С одиночеством у меня давние счеты. В Ленинграде, во второй половине восьмидесятых, я после развода нанимал квартиру в спальном районе, на Ржевке. Метро туда тогда еще не прорыли, и всё движение от конца Старо-Невского до спальных новостроек осуществлялось автобусами, вечно дребезжащими всеми своими жестяными частями, скрипящими резинками окон в оконницах и до отказа набитыми публикой — счастливыми обладателями отдельных квартир в перспективном районе.
Целый день я крутился на людях: днем душил сопроматом студентов техникума, а вечерами развлекал алгеброй и тригонометрией слушателей вечерней школы, здоровенных, за малыми исключениями, пролетариев. Неудивительно поэтому, что когда я вечером, в полдесятого, вваливался в свою нанятую квартиру, самым приятным был поворот ключа в замке с внутренней стороны двери, отсекавший мою приватную жизнь от буйной и шумной ленинградской предперестроечной повседневности.
В приемное окно видика вталкивалась кассета, и если по каким-то причинам ни одна из студенток или учениц-вечерниц в этот вечер не оказывалась у меня под одеялом, я даже радовался — вот он, настоящий покой.
Однако не всё в моем быту обстояло так благополучно, как может показаться. Наваливался январь, ртуть падала порой ниже тридцати, машина с утра не заводилась.
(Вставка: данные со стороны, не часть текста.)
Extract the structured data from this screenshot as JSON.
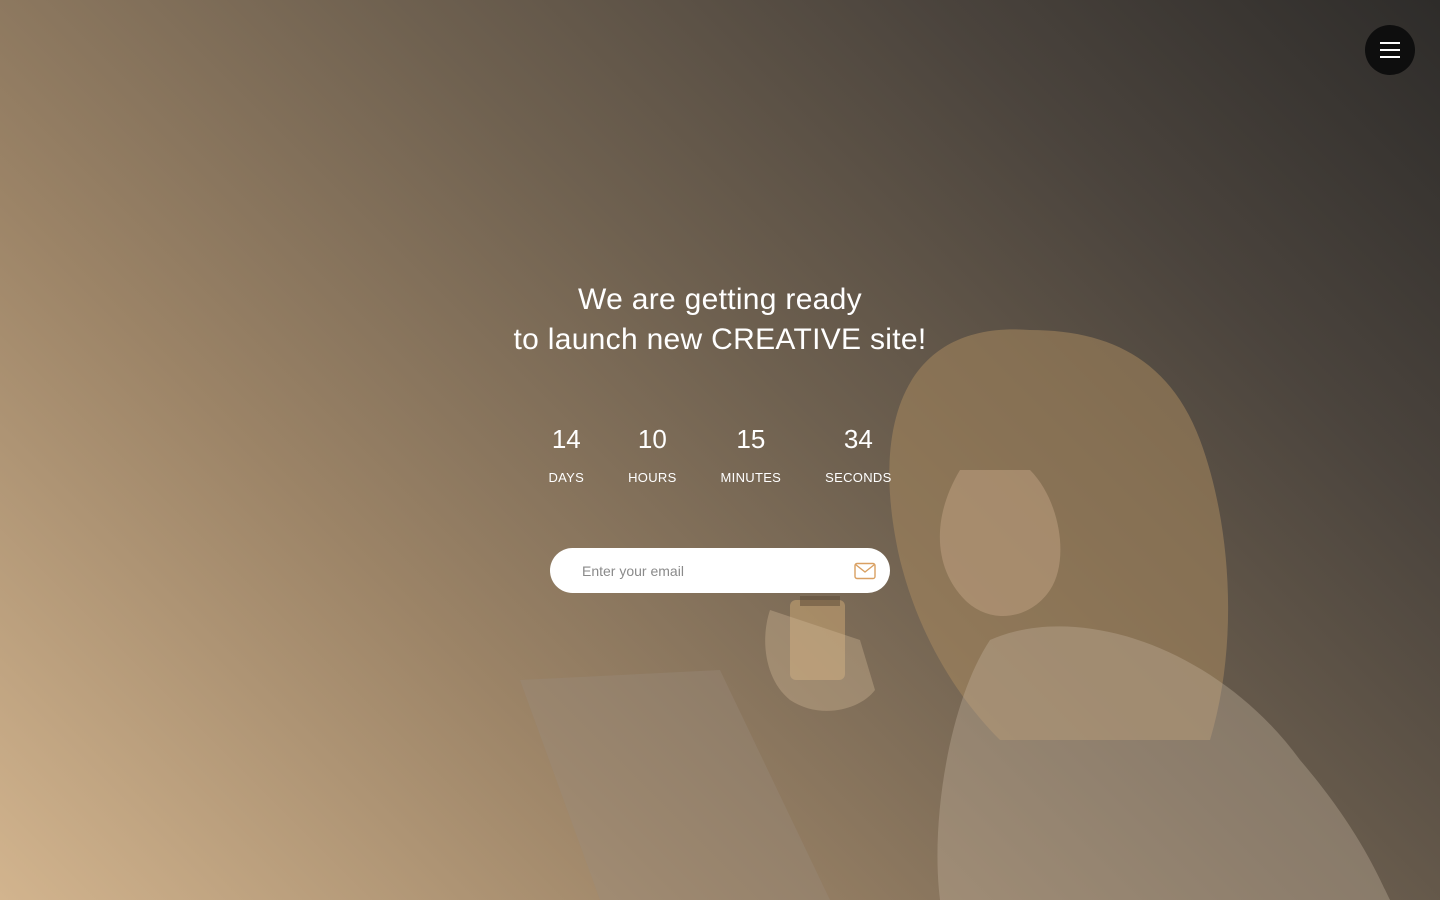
{
  "hero": {
    "headline_line1": "We are getting ready",
    "headline_line2": "to launch new CREATIVE site!"
  },
  "countdown": [
    {
      "value": "14",
      "label": "DAYS"
    },
    {
      "value": "10",
      "label": "HOURS"
    },
    {
      "value": "15",
      "label": "MINUTES"
    },
    {
      "value": "34",
      "label": "SECONDS"
    }
  ],
  "subscribe": {
    "placeholder": "Enter your email",
    "icon": "envelope-icon"
  },
  "menu": {
    "icon": "hamburger-menu-icon"
  },
  "colors": {
    "accent": "#d9a062",
    "menu_bg": "#0e0e0e",
    "text": "#ffffff"
  }
}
Но что самое неприятное — резко снижалась подвижность упомянутых барышень. Теперь, когда стрелка часов подтягивалась к десяти вечера, уже не приходись ожидать звонка-колокольчика, возвещавшего появление дамы. Дамы отсиживались в натопленных гостиных по месту жительства и не желали морозить себе ноги в транспорте и на остановках, я же по причинам служебной этики не рисковал подсаживать их в машину сразу после занятий. Да и машина, как сказано, не всегда заводилась. Уютные и ласковые вечера сменялись нудным просмотром новых фильмов и незамысловатым отходом ко сну. Телефона в квартире не было и поставить его не представлялось возможным. Зимой наступало одиночество.

Нечто похожее происходило и летом, на каникулах. Тут уж я по-настоящему маялся. Девки разъезжались на дачи или юга, в городе оставались только ленинградские патриоты. Ехать мне было некуда. Два месяца каникул превращались в пытку.
Вначале я читал вечерами журналы и вырезал из них интересные заметки, картинки и карикатуры. Всё это без мысли и порядка подшивалось в большие папки, и когда папок стало десять, я почувствовал, что занят не тем...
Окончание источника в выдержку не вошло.